A preconditioning chemotherapy regimen given before CD30.CAR-T therapy — a CAR T-cell therapy directed at CD30-positive cancers — seems to improve heavily treated lymphoma patients’ responses to the treatment, a Phase 1/2 trial shows.
The trial, conducted at the University of North Carolina (UNC) Lineberger Comprehensive Cancer Center, treated patients with the chemotherapies bendamustine and fludarabine prior to administering CD30.CAR-T cells.
Seven of 10 heavily treated lymphoma patients had complete tumor clearance, which contrasts with the 30% complete response rate seen in patients who received the CD30.CAR-T therapy alone in a prior Phase 1 trial.
The data were presented at the American Society of Hematology (ASH) 2018 Meeting, in San Diego, California, in an oral presentation titled “Clinical Responses to CAR.CD30-T Cells in Patients with CD30+ Lymphomas Relapsed after Multiple Treatments Including Brentuximab Vedotin.”
While antibodies targeting the CD30 molecule — such as Adcetris (brentuximab vedotin) — have been increasingly used for treating lymphoma, they are associated with some toxicities and have not been strong enough to cure all patients.
This has encouraged researchers to develop immune cells — called CAR T-cells — that recognize this molecule, which could improve the efficacy and specificity of the approach.

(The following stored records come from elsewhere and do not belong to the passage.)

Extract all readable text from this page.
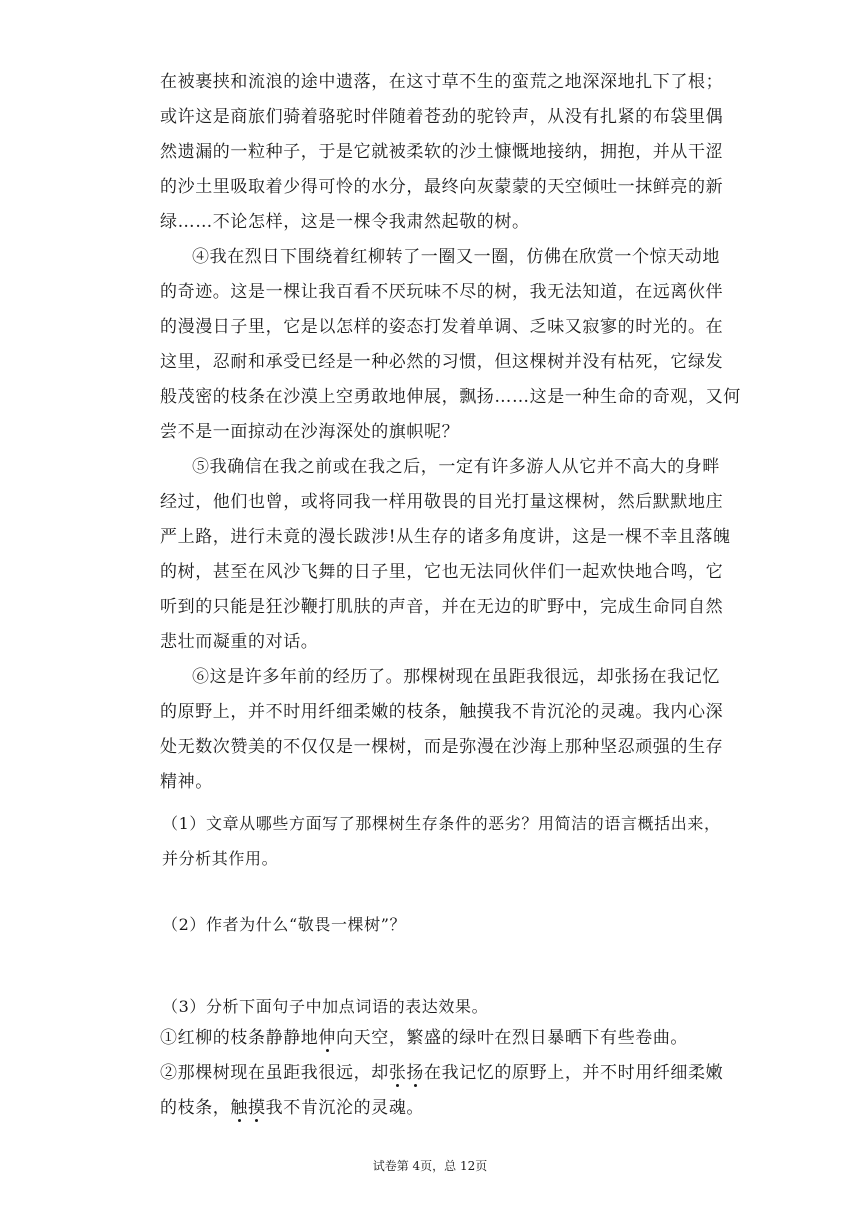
在被裹挟和流浪的途中遗落，在这寸草不生的蛮荒之地深深地扎下了根；
或许这是商旅们骑着骆驼时伴随着苍劲的驼铃声，从没有扎紧的布袋里偶
然遗漏的一粒种子，于是它就被柔软的沙土慷慨地接纳，拥抱，并从干涩
的沙土里吸取着少得可怜的水分，最终向灰蒙蒙的天空倾吐一抹鲜亮的新
绿……不论怎样，这是一棵令我肃然起敬的树。
④我在烈日下围绕着红柳转了一圈又一圈，仿佛在欣赏一个惊天动地
的奇迹。这是一棵让我百看不厌玩味不尽的树，我无法知道，在远离伙伴
的漫漫日子里，它是以怎样的姿态打发着单调、乏味又寂寥的时光的。在
这里，忍耐和承受已经是一种必然的习惯，但这棵树并没有枯死，它绿发
般茂密的枝条在沙漠上空勇敢地伸展，飘扬……这是一种生命的奇观，又何
尝不是一面掠动在沙海深处的旗帜呢？
⑤我确信在我之前或在我之后，一定有许多游人从它并不高大的身畔
经过，他们也曾，或将同我一样用敬畏的目光打量这棵树，然后默默地庄
严上路，进行未竟的漫长跋涉!从生存的诸多角度讲，这是一棵不幸且落魄
的树，甚至在风沙飞舞的日子里，它也无法同伙伴们一起欢快地合鸣，它
听到的只能是狂沙鞭打肌肤的声音，并在无边的旷野中，完成生命同自然
悲壮而凝重的对话。
⑥这是许多年前的经历了。那棵树现在虽距我很远，却张扬在我记忆
的原野上，并不时用纤细柔嫩的枝条，触摸我不肯沉沦的灵魂。我内心深
处无数次赞美的不仅仅是一棵树，而是弥漫在沙海上那种坚忍顽强的生存
精神。
（1）文章从哪些方面写了那棵树生存条件的恶劣？用简洁的语言概括出来，
并分析其作用。
（2）作者为什么“敬畏一棵树”？
（3）分析下面句子中加点词语的表达效果。
①红柳的枝条静静地伸向天空，繁盛的绿叶在烈日暴晒下有些卷曲。
②那棵树现在虽距我很远，却张扬在我记忆的原野上，并不时用纤细柔嫩
的枝条，触摸我不肯沉沦的灵魂。
试卷第 4页，总 12页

CAR T-cells are immune T-cells collected from a patient’s own blood that are engineered to produce a chimeric antigen receptor (CAR) targeting a particular cancer molecule — in this case, CD30.
The approach has been deemed safe and effective in relapsed or refractory lymphoma patients whose tumors produce the CD30 factor, leading to complete responses in three of nine patients included in a Phase 1 trial (NCT01316146).
However, multiple studies suggest that CAR T-cell therapies work better when given after a preconditioning chemotherapy regimen, which depletes patients of their white blood cells, creating room for the expansion of the CAR T-cells and reducing the number of immunosuppressive cells that threaten this expansion.
The Phase 1/2 trial (NCT02690545), still enrolling participants, was designed for patients with Hodgkin’s or non-Hodgkin’s lymphoma who have failed at least two prior therapies. It is being conducted in two parts.
First, researchers tested two CD30.CAR-T doses — 100 million or 200 million per square meter — each given to three patients to determine the best dose for further testing. Then, patients received the recommended dose.
As for the preconditioning chemotherapy, the first eight patients received bendamustine alone, while 14 patients were given a combination of bendamustine and fludarabine.
Most patients had Hodgkin’s lymphoma and had received a median of 8.5 prior treatment regimens. All had received the CD30 antibody Adcetris, and most had received immune checkpoint inhibitors. Some patients had also received a stem cell transplant.
Overall, 10 of the 14 patients (71%) given bendamustine and fludarabine saw their tumors disappear, and patients in this group remained alive without signs of recurrence or disease worsening for a median of 13 months.
Among patients given bendamustine, the complete response rate was 37%, but these patients were already responding to their prior treatment.
While the number of CAR T-cells and the robustness of white blood cell depletion were associated with higher levels of CAR T-cells in circulation two weeks after infusion, the team found that patients given bendamustine and fludarabine had the highest number of CAR T-cells.
This likely happened because the addition of fludarabine led to a significant increase in two pro-inflammatory molecules — IL-15 and IL-17 — which are “important for T cell growth and persistence,” researchers said.
“Our results were definitely promising, especially given how many patients in the study had progressed on other treatments,” Natalie Grover, MD, an assistant professor in the UNC School of Medicine Division of Hematology/Oncology, said in a press release. “Hodgkin’s lymphoma is a generally curable disease, but there is a small percentage of patients who have bad disease that doesn’t respond to therapy. From these early results, this could be a promising option for them.”
“The most important findings were that we identified a lymphodepletion regimen that can be used with these specific CAR T-cells, and make a difference in the outcome for these patients without significant toxicities associated with other cellular immunotherapies,” said the study’s senior author, Barbara Savoldo, MD, PhD, assistant director of the UNC Lineberger Immunotherapy Program.